Das Buch basiert auf einer halb-autobiografischen Essaysammlung mit dem Titel Shan feng hai yu ("Wind aus dem Gebirge, Regen vom Ozean") des taiwanesischen Dichters YANG Mu. Es geht um Oken, der Ereignisse wie den Zweiten Weltkrieg, Veränderungen in der taiwanischen Sprachpolitik sowie ein großes Erdbeben in Hualien erlebt. Zudem ist sein Leben geprägt von der Verhängung des Kriegsrechts in den Jahren bis 1950. Der Essay verwebt diese Kindheitserinnerungen des Dichters bis zum Erwachsenenalter. So trifft Oken auf einen Bildhauer von Tempelstatuen und erkennt die Schönheit der Arbeit und somit, dass das Schaffen von Kunst sein Weg im Leben sein wird. Im Erwachsenenalter blickt er auf seine Erfahrungen zurück, die er in Hualien gemacht hat, und wie ihm seine Arbeit als Schriftsteller beeinflusst haben.

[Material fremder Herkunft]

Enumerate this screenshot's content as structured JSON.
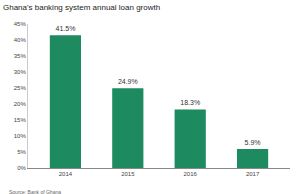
{
  "chart_data": {
    "type": "bar",
    "title": "Ghana's banking system annual loan growth",
    "source": "Source: Bank of Ghana",
    "categories": [
      "2014",
      "2015",
      "2016",
      "2017"
    ],
    "values": [
      41.5,
      24.9,
      18.3,
      5.9
    ],
    "value_labels": [
      "41.5%",
      "24.9%",
      "18.3%",
      "5.9%"
    ],
    "data_labels": true,
    "color": "#1d8a5f",
    "ylim": [
      0,
      45
    ],
    "yticks": [
      {
        "value": 0,
        "label": "0%"
      },
      {
        "value": 5,
        "label": "5%"
      },
      {
        "value": 10,
        "label": "10%"
      },
      {
        "value": 15,
        "label": "15%"
      },
      {
        "value": 20,
        "label": "20%"
      },
      {
        "value": 25,
        "label": "25%"
      },
      {
        "value": 30,
        "label": "30%"
      },
      {
        "value": 35,
        "label": "35%"
      },
      {
        "value": 40,
        "label": "40%"
      },
      {
        "value": 45,
        "label": "45%"
      }
    ],
    "grid": false
  }
}
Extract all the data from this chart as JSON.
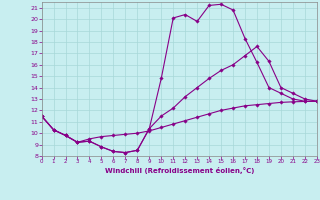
{
  "xlabel": "Windchill (Refroidissement éolien,°C)",
  "bg_color": "#c8eef0",
  "line_color": "#880088",
  "grid_color": "#a8d8d8",
  "xlim": [
    0,
    23
  ],
  "ylim": [
    8,
    21.5
  ],
  "yticks": [
    8,
    9,
    10,
    11,
    12,
    13,
    14,
    15,
    16,
    17,
    18,
    19,
    20,
    21
  ],
  "xticks": [
    0,
    1,
    2,
    3,
    4,
    5,
    6,
    7,
    8,
    9,
    10,
    11,
    12,
    13,
    14,
    15,
    16,
    17,
    18,
    19,
    20,
    21,
    22,
    23
  ],
  "line1_x": [
    0,
    1,
    2,
    3,
    4,
    5,
    6,
    7,
    8,
    9,
    10,
    11,
    12,
    13,
    14,
    15,
    16,
    17,
    18,
    19,
    20,
    21,
    22,
    23
  ],
  "line1_y": [
    11.5,
    10.3,
    9.8,
    9.2,
    9.3,
    8.8,
    8.4,
    8.3,
    8.5,
    10.4,
    14.8,
    20.1,
    20.4,
    19.8,
    21.2,
    21.3,
    20.8,
    18.3,
    16.2,
    14.0,
    13.5,
    13.0,
    12.8,
    12.8
  ],
  "line2_x": [
    0,
    1,
    2,
    3,
    4,
    5,
    6,
    7,
    8,
    9,
    10,
    11,
    12,
    13,
    14,
    15,
    16,
    17,
    18,
    19,
    20,
    21,
    22,
    23
  ],
  "line2_y": [
    11.5,
    10.3,
    9.8,
    9.2,
    9.3,
    8.8,
    8.4,
    8.3,
    8.5,
    10.4,
    11.5,
    12.2,
    13.2,
    14.0,
    14.8,
    15.5,
    16.0,
    16.8,
    17.6,
    16.3,
    14.0,
    13.5,
    13.0,
    12.8
  ],
  "line3_x": [
    0,
    1,
    2,
    3,
    4,
    5,
    6,
    7,
    8,
    9,
    10,
    11,
    12,
    13,
    14,
    15,
    16,
    17,
    18,
    19,
    20,
    21,
    22,
    23
  ],
  "line3_y": [
    11.5,
    10.3,
    9.8,
    9.2,
    9.5,
    9.7,
    9.8,
    9.9,
    10.0,
    10.2,
    10.5,
    10.8,
    11.1,
    11.4,
    11.7,
    12.0,
    12.2,
    12.4,
    12.5,
    12.6,
    12.7,
    12.75,
    12.78,
    12.8
  ]
}
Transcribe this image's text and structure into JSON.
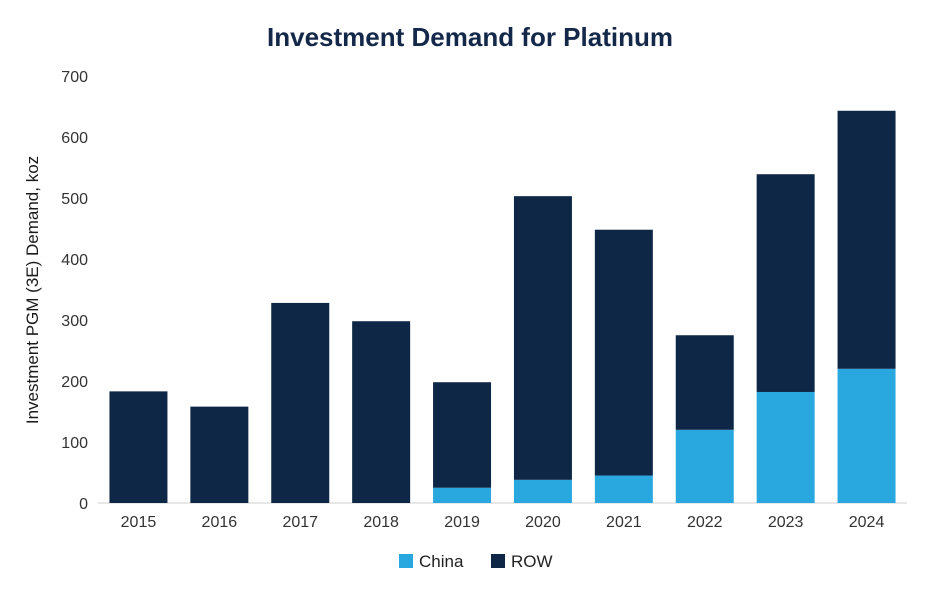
{
  "chart_data": {
    "type": "bar",
    "stacked": true,
    "title": "Investment Demand for Platinum",
    "xlabel": "",
    "ylabel": "Investment PGM (3E) Demand, koz",
    "ylim": [
      0,
      700
    ],
    "yticks": [
      0,
      100,
      200,
      300,
      400,
      500,
      600,
      700
    ],
    "categories": [
      "2015",
      "2016",
      "2017",
      "2018",
      "2019",
      "2020",
      "2021",
      "2022",
      "2023",
      "2024"
    ],
    "series": [
      {
        "name": "China",
        "color": "#29a8e0",
        "values": [
          0,
          0,
          0,
          0,
          25,
          38,
          45,
          120,
          182,
          220
        ]
      },
      {
        "name": "ROW",
        "color": "#0f2747",
        "values": [
          183,
          158,
          328,
          298,
          173,
          465,
          403,
          155,
          357,
          423
        ]
      }
    ],
    "legend_position": "bottom-center",
    "grid": false
  }
}
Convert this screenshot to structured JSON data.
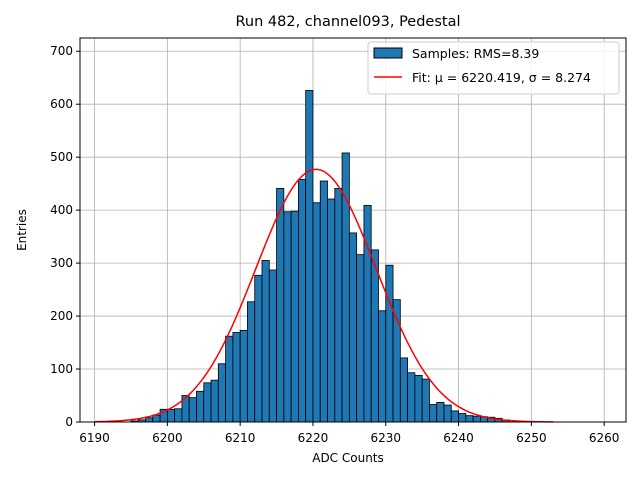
{
  "chart_data": {
    "type": "bar",
    "title": "Run 482, channel093, Pedestal",
    "xlabel": "ADC Counts",
    "ylabel": "Entries",
    "xlim": [
      6188,
      6263
    ],
    "ylim": [
      0,
      725
    ],
    "xticks": [
      6190,
      6200,
      6210,
      6220,
      6230,
      6240,
      6250,
      6260
    ],
    "yticks": [
      0,
      100,
      200,
      300,
      400,
      500,
      600,
      700
    ],
    "grid": true,
    "legend_position": "top-right",
    "colors": {
      "bars": "#1f77b4",
      "bar_edge": "#000000",
      "fit": "#ff0000",
      "grid": "#b0b0b0"
    },
    "series": [
      {
        "name": "Samples: RMS=8.39",
        "kind": "histogram",
        "bin_width": 1,
        "bin_starts": [
          6190,
          6191,
          6192,
          6193,
          6194,
          6195,
          6196,
          6197,
          6198,
          6199,
          6200,
          6201,
          6202,
          6203,
          6204,
          6205,
          6206,
          6207,
          6208,
          6209,
          6210,
          6211,
          6212,
          6213,
          6214,
          6215,
          6216,
          6217,
          6218,
          6219,
          6220,
          6221,
          6222,
          6223,
          6224,
          6225,
          6226,
          6227,
          6228,
          6229,
          6230,
          6231,
          6232,
          6233,
          6234,
          6235,
          6236,
          6237,
          6238,
          6239,
          6240,
          6241,
          6242,
          6243,
          6244,
          6245,
          6246,
          6247,
          6248,
          6249,
          6250,
          6251,
          6252
        ],
        "values": [
          0,
          0,
          0,
          0,
          0,
          2,
          4,
          8,
          13,
          24,
          24,
          25,
          50,
          46,
          58,
          74,
          79,
          110,
          162,
          169,
          173,
          227,
          277,
          305,
          287,
          441,
          397,
          398,
          458,
          626,
          414,
          455,
          421,
          441,
          508,
          357,
          316,
          409,
          325,
          210,
          296,
          231,
          121,
          93,
          88,
          81,
          33,
          37,
          32,
          21,
          16,
          12,
          11,
          10,
          9,
          7,
          4,
          0,
          0,
          0,
          0,
          0,
          0
        ]
      },
      {
        "name": "Fit: μ = 6220.419, σ = 8.274",
        "kind": "gaussian-fit",
        "mu": 6220.419,
        "sigma": 8.274,
        "amplitude": 477,
        "x_range": [
          6190,
          6253
        ]
      }
    ]
  }
}
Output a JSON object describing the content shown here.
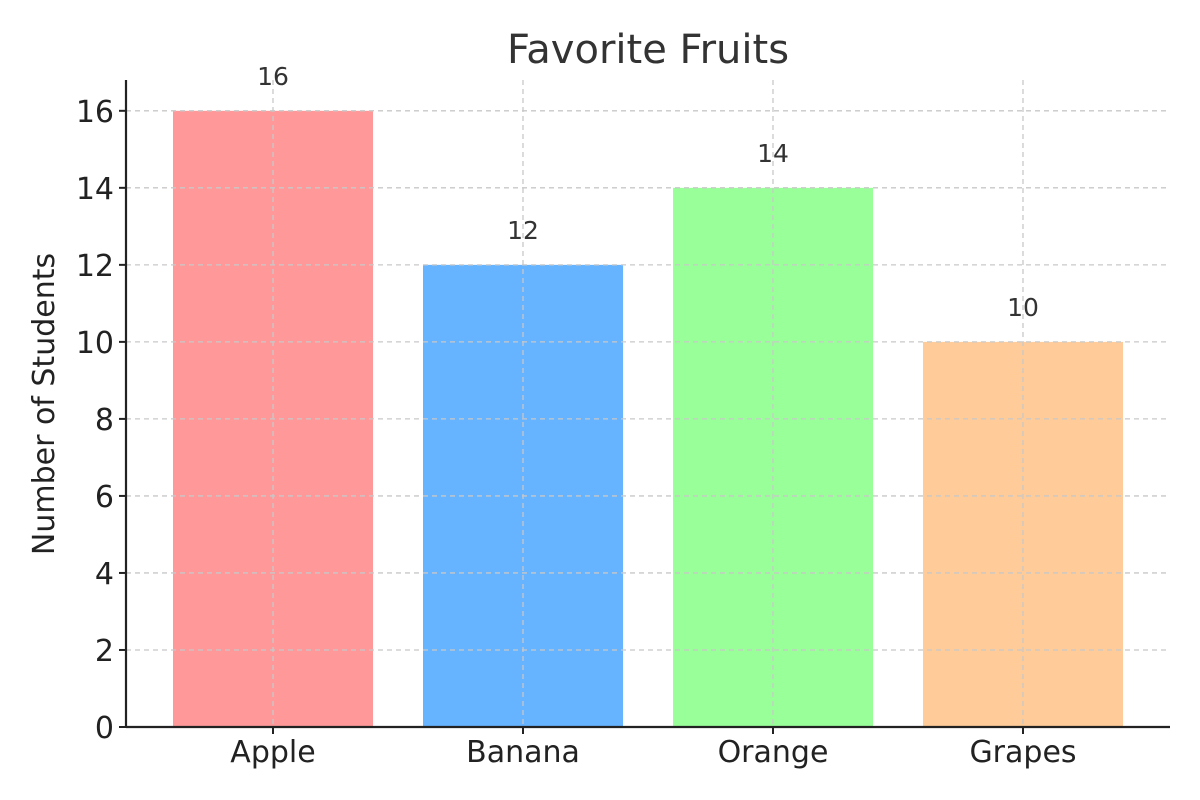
{
  "chart_data": {
    "type": "bar",
    "title": "Favorite Fruits",
    "xlabel": "",
    "ylabel": "Number of Students",
    "categories": [
      "Apple",
      "Banana",
      "Orange",
      "Grapes"
    ],
    "values": [
      16,
      12,
      14,
      10
    ],
    "data_labels": [
      "16",
      "12",
      "14",
      "10"
    ],
    "colors": [
      "#ff9999",
      "#66b3ff",
      "#99ff99",
      "#ffcc99"
    ],
    "ylim": [
      0,
      16.8
    ],
    "yticks": [
      0,
      2,
      4,
      6,
      8,
      10,
      12,
      14,
      16
    ],
    "grid": true,
    "legend": "none"
  }
}
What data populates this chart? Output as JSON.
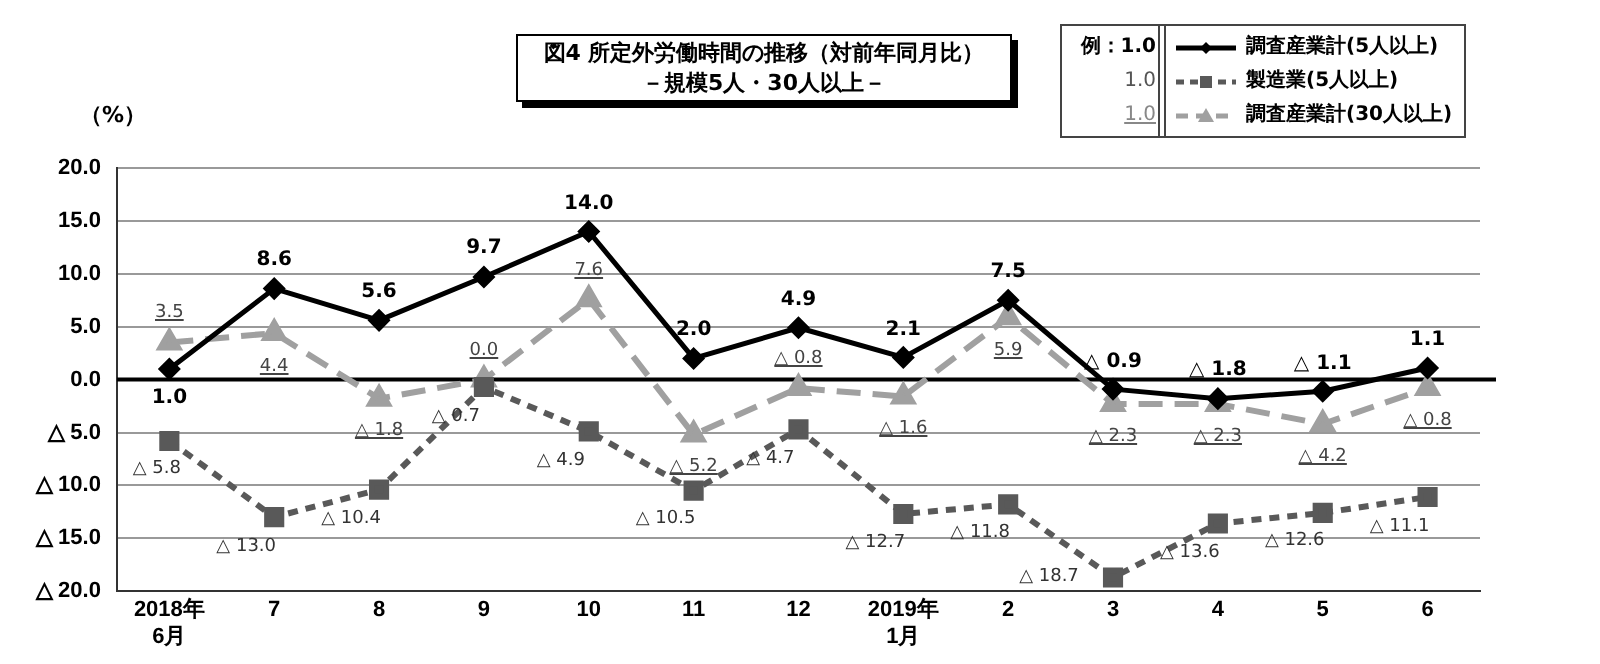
{
  "chart_data": {
    "type": "line",
    "title": "図4  所定外労働時間の推移（対前年同月比）",
    "subtitle": "－規模5人・30人以上－",
    "ylabel": "（%）",
    "categories": [
      "2018年\n6月",
      "7",
      "8",
      "9",
      "10",
      "11",
      "12",
      "2019年\n1月",
      "2",
      "3",
      "4",
      "5",
      "6"
    ],
    "series": [
      {
        "name": "調査産業計(5人以上)",
        "color": "#000000",
        "marker": "diamond",
        "line_style": "solid",
        "values": [
          1.0,
          8.6,
          5.6,
          9.7,
          14.0,
          2.0,
          4.9,
          2.1,
          7.5,
          -0.9,
          -1.8,
          -1.1,
          1.1
        ]
      },
      {
        "name": "製造業(5人以上)",
        "color": "#595959",
        "marker": "square",
        "line_style": "dashed",
        "values": [
          -5.8,
          -13.0,
          -10.4,
          -0.7,
          -4.9,
          -10.5,
          -4.7,
          -12.7,
          -11.8,
          -18.7,
          -13.6,
          -12.6,
          -11.1
        ]
      },
      {
        "name": "調査産業計(30人以上)",
        "color": "#a0a0a0",
        "marker": "triangle",
        "line_style": "dashed",
        "values": [
          3.5,
          4.4,
          -1.8,
          0.0,
          7.6,
          -5.2,
          -0.8,
          -1.6,
          5.9,
          -2.3,
          -2.3,
          -4.2,
          -0.8
        ]
      }
    ],
    "ylim": [
      -20,
      20
    ],
    "yticks": [
      {
        "value": 20,
        "label": "20.0"
      },
      {
        "value": 15,
        "label": "15.0"
      },
      {
        "value": 10,
        "label": "10.0"
      },
      {
        "value": 5,
        "label": "5.0"
      },
      {
        "value": 0,
        "label": "0.0"
      },
      {
        "value": -5,
        "label": "△ 5.0"
      },
      {
        "value": -10,
        "label": "△ 10.0"
      },
      {
        "value": -15,
        "label": "△ 15.0"
      },
      {
        "value": -20,
        "label": "△ 20.0"
      }
    ],
    "grid": "y",
    "legend": "top right",
    "ref_lines": [
      {
        "axis": "y",
        "value": 0,
        "color": "#000000"
      }
    ],
    "annotations": [
      "例：1.0",
      "1.0",
      "1.0",
      {
        "text": "1.0",
        "x": "2018年\n6月",
        "y": 1.0
      },
      {
        "text": "8.6",
        "x": "7",
        "y": 8.6
      },
      {
        "text": "5.6",
        "x": "8",
        "y": 5.6
      },
      {
        "text": "9.7",
        "x": "9",
        "y": 9.7
      },
      {
        "text": "14.0",
        "x": "10",
        "y": 14.0
      },
      {
        "text": "2.0",
        "x": "11",
        "y": 2.0
      },
      {
        "text": "4.9",
        "x": "12",
        "y": 4.9
      },
      {
        "text": "2.1",
        "x": "2019年\n1月",
        "y": 2.1
      },
      {
        "text": "7.5",
        "x": "2",
        "y": 7.5
      },
      {
        "text": "△ 0.9",
        "x": "3",
        "y": -0.9
      },
      {
        "text": "△ 1.8",
        "x": "4",
        "y": -1.8
      },
      {
        "text": "△ 1.1",
        "x": "5",
        "y": -1.1
      },
      {
        "text": "1.1",
        "x": "6",
        "y": 1.1
      },
      {
        "text": "△ 5.8",
        "x": "2018年\n6月",
        "y": -5.8
      },
      {
        "text": "△ 13.0",
        "x": "7",
        "y": -13.0
      },
      {
        "text": "△ 10.4",
        "x": "8",
        "y": -10.4
      },
      {
        "text": "△ 0.7",
        "x": "9",
        "y": -0.7
      },
      {
        "text": "△ 4.9",
        "x": "10",
        "y": -4.9
      },
      {
        "text": "△ 10.5",
        "x": "11",
        "y": -10.5
      },
      {
        "text": "△ 4.7",
        "x": "12",
        "y": -4.7
      },
      {
        "text": "△ 12.7",
        "x": "2019年\n1月",
        "y": -12.7
      },
      {
        "text": "△ 11.8",
        "x": "2",
        "y": -11.8
      },
      {
        "text": "△ 18.7",
        "x": "3",
        "y": -18.7
      },
      {
        "text": "△ 13.6",
        "x": "4",
        "y": -13.6
      },
      {
        "text": "△ 12.6",
        "x": "5",
        "y": -12.6
      },
      {
        "text": "△ 11.1",
        "x": "6",
        "y": -11.1
      },
      {
        "text": "3.5",
        "x": "2018年\n6月",
        "y": 3.5
      },
      {
        "text": "4.4",
        "x": "7",
        "y": 4.4
      },
      {
        "text": "△ 1.8",
        "x": "8",
        "y": -1.8
      },
      {
        "text": "0.0",
        "x": "9",
        "y": 0.0
      },
      {
        "text": "7.6",
        "x": "10",
        "y": 7.6
      },
      {
        "text": "△ 5.2",
        "x": "11",
        "y": -5.2
      },
      {
        "text": "△ 0.8",
        "x": "12",
        "y": -0.8
      },
      {
        "text": "△ 1.6",
        "x": "2019年\n1月",
        "y": -1.6
      },
      {
        "text": "5.9",
        "x": "2",
        "y": 5.9
      },
      {
        "text": "△ 2.3",
        "x": "3",
        "y": -2.3
      },
      {
        "text": "△ 2.3",
        "x": "4",
        "y": -2.3
      },
      {
        "text": "△ 4.2",
        "x": "5",
        "y": -4.2
      },
      {
        "text": "△ 0.8",
        "x": "6",
        "y": -0.8
      }
    ]
  }
}
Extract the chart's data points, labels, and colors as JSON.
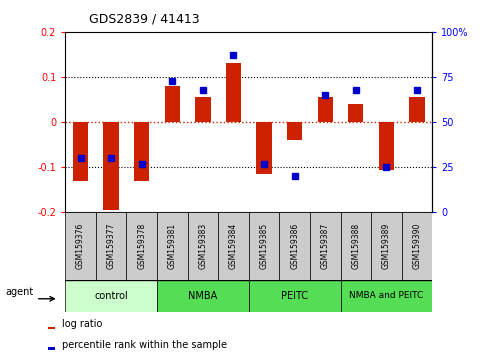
{
  "title": "GDS2839 / 41413",
  "samples": [
    "GSM159376",
    "GSM159377",
    "GSM159378",
    "GSM159381",
    "GSM159383",
    "GSM159384",
    "GSM159385",
    "GSM159386",
    "GSM159387",
    "GSM159388",
    "GSM159389",
    "GSM159390"
  ],
  "log_ratio": [
    -0.13,
    -0.195,
    -0.13,
    0.08,
    0.055,
    0.13,
    -0.115,
    -0.04,
    0.055,
    0.04,
    -0.105,
    0.055
  ],
  "percentile_rank": [
    30,
    30,
    27,
    73,
    68,
    87,
    27,
    20,
    65,
    68,
    25,
    68
  ],
  "groups": [
    {
      "label": "control",
      "start": 0,
      "end": 3,
      "color": "#ccffcc"
    },
    {
      "label": "NMBA",
      "start": 3,
      "end": 6,
      "color": "#55dd55"
    },
    {
      "label": "PEITC",
      "start": 6,
      "end": 9,
      "color": "#55dd55"
    },
    {
      "label": "NMBA and PEITC",
      "start": 9,
      "end": 12,
      "color": "#55dd55"
    }
  ],
  "ylim": [
    -0.2,
    0.2
  ],
  "yticks_left": [
    -0.2,
    -0.1,
    0.0,
    0.1,
    0.2
  ],
  "yticks_right": [
    0,
    25,
    50,
    75,
    100
  ],
  "bar_color": "#cc2200",
  "percentile_color": "#0000cc",
  "background_color": "#ffffff",
  "zero_line_color": "#cc2200",
  "bar_width": 0.5,
  "percentile_marker_size": 4,
  "sample_box_color": "#cccccc",
  "agent_label": "agent"
}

Das Buch hat mich in ein Genre geführt, was ich sonst nicht wirklich lese. Der Comic kommt insgesamt mit sehr wenig Text aus, der mit beeindruckenden Bildern an Bedeutung erlangt. Sie untermalen die Stimmung und lassen die wenigen Worte noch greifbarer machen. Dies gilt auch für die Gefühlswelt des Protagonisten Oken, dessen Kindheit wir miterleben. Es ist die Ernsthaftigkeit der Geschichte und gleichzeitig diese kindliche Hoffnung, die das Buch ausmachen. Es zieht einen sofort in seinen Bann und man ist gespannt, wie es weiter geht. Die geschichtliche Einordnung der Geschichte fand ich sehr hilfreich und unterstützend, um den Bildern noch mehr Gewicht zu geben und um die Gefühle von Oken nachvollziehen zu können. Insgesamt wird die Kindheit sehr eindrucksvoll dargestellt. Später kommt es zu einem Zeitsprung und man erfährt auch etwas aus dem Erwachsenenalter. So hängt man als Leser nicht in der Luft, wie es weiterging.
Ich kann diesen Comic wirklich sehr empfehlen. Ich habe einiges über die Geschichte Taiwans gelernt und gleichzeitig hat mich die Kunst in diesem Buch in seinen Bann gezogen und nachhaltig beeindruckt. Wen die Themen interessieren, sollte auf jeden Fall einen Blick hineinwerfen.